= Jean Terrasson =

French Catholic priest and author

Jean Terrasson (31 January 1670 – 15 September 1750), often referred to as the Abbé Terrasson, was a French Catholic priest, author and member of the Académie française. The erudite Antoine Terrasson was his nephew.

== Life ==
Jean Terrasson, born in Lyon, was elected a member of the Académie française in 1707. His 1715 Dissertation on Homer's Iliad took the side of the 'moderns' in the quarrel of the Ancients and the Moderns. In 1721 he became Professor of Greek at the College de France.

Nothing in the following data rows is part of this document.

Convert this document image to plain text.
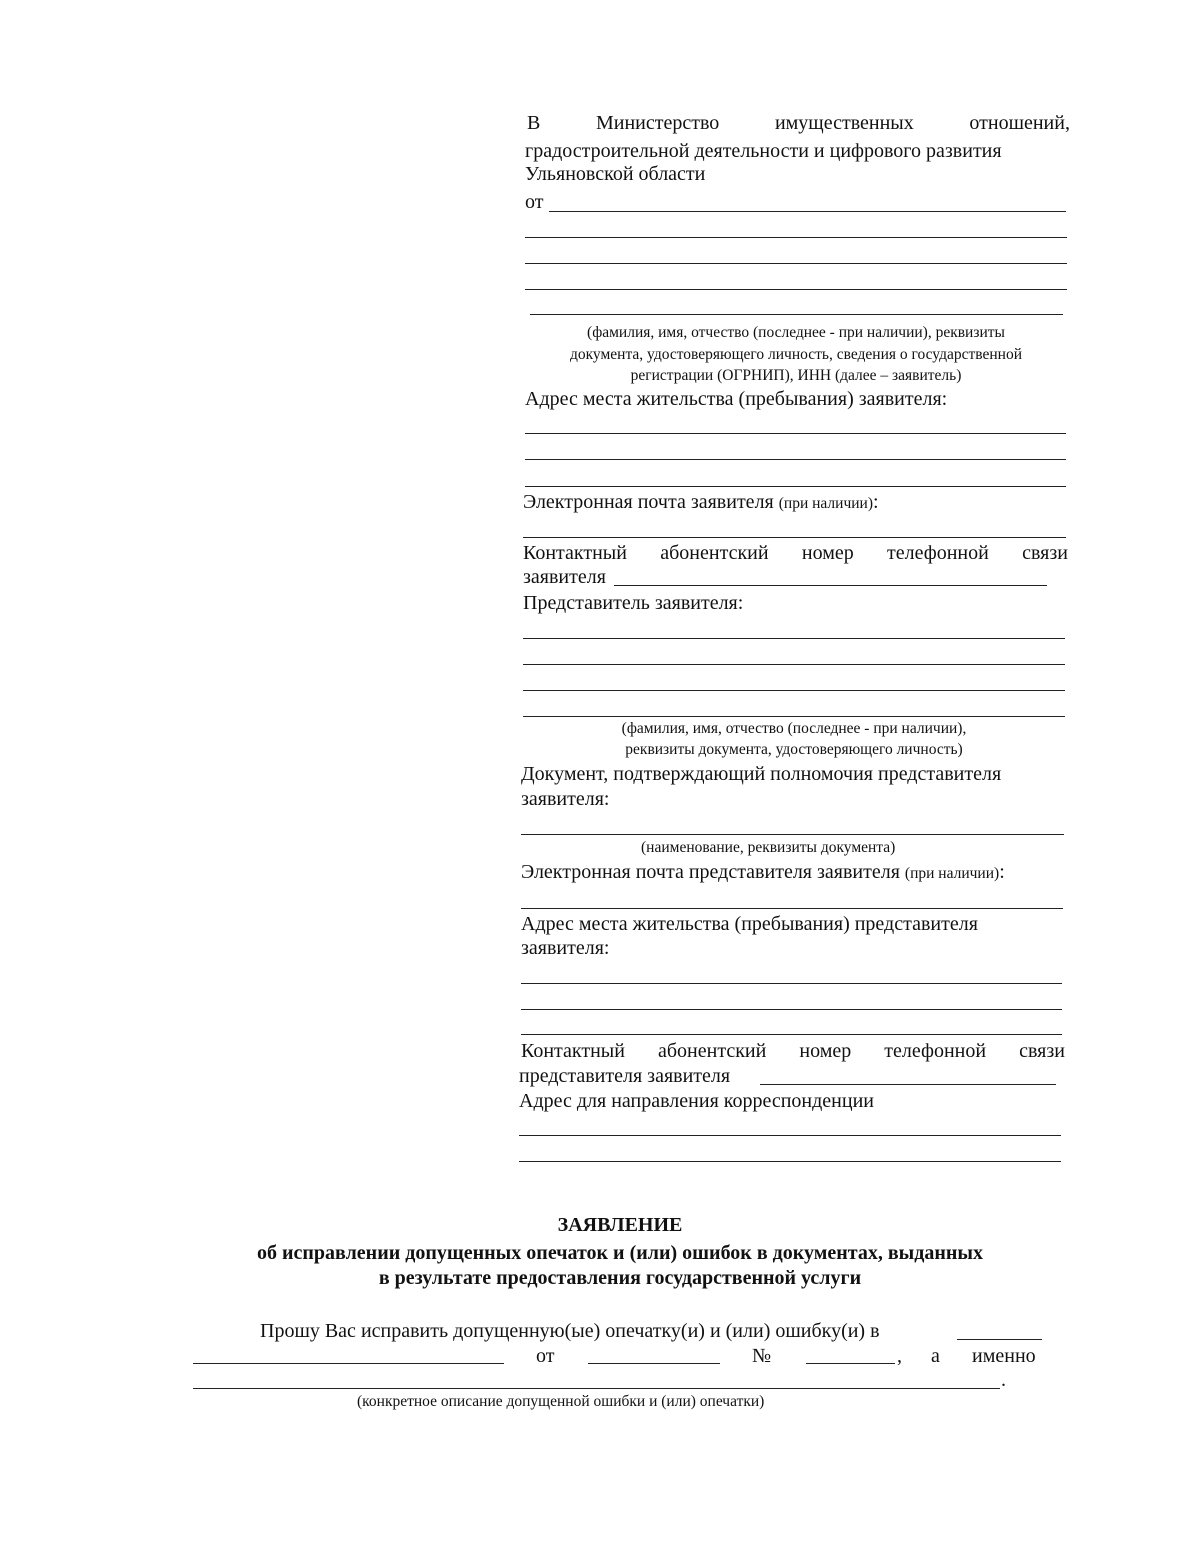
В	Министерство	имущественных	отношений,
градостроительной деятельности и цифрового развития
Ульяновской области
от
(фамилия, имя, отчество (последнее - при наличии), реквизиты
документа, удостоверяющего личность, сведения о государственной
регистрации (ОГРНИП), ИНН (далее – заявитель)
Адрес места жительства (пребывания) заявителя:
Электронная почта заявителя (при наличии):
Контактный абонентский номер телефонной связи
заявителя
Представитель заявителя:
(фамилия, имя, отчество (последнее - при наличии),
реквизиты документа, удостоверяющего личность)
Документ, подтверждающий полномочия представителя
заявителя:
(наименование, реквизиты документа)
Электронная почта представителя заявителя (при наличии):
Адрес места жительства (пребывания) представителя
заявителя:
Контактный абонентский номер телефонной связи
представителя заявителя
Адрес для направления корреспонденции
ЗАЯВЛЕНИЕ
об исправлении допущенных опечаток и (или) ошибок в документах, выданных
в результате предоставления государственной услуги
Прошу Вас исправить допущенную(ые) опечатку(и) и (или) ошибку(и) в
от	№	, а именно
.
(конкретное описание допущенной ошибки и (или) опечатки)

His best-known work is probably the fantasy novel Life of Sethos, Taken from Private Memoirs of the Ancient Egyptians (1731). This fiction elided Masonic and ancient Egyptian ritual, and served as an inspiration for Mozart and Schikaneder's Magic Flute.

== Works ==
- 1715: Dissertation critique sur l'Iliade de Homère.
  - 1716: Translated into English by Francis Brerewood as A critical dissertation upon Homer's Iliad.
  - 1716: Preface translated into English by Francis Brerewood as A discourse of ancient and modern learning, 1716
- 1720: Lettres sur le nouveau systême des finances.
- 1731: Sethos: histoire ou vie, tirée des monumens anecdotes de l'ancienne Egypte, traduite d'un manuscrit grec. Translated into English by Thomas Lediard as The life of Sethos: Taken from private memoirs of the ancient Egyptians
- 1754: La philosophie applicable à tous les objets de l'esprit et de la raison ouvrage en réflexions détachées.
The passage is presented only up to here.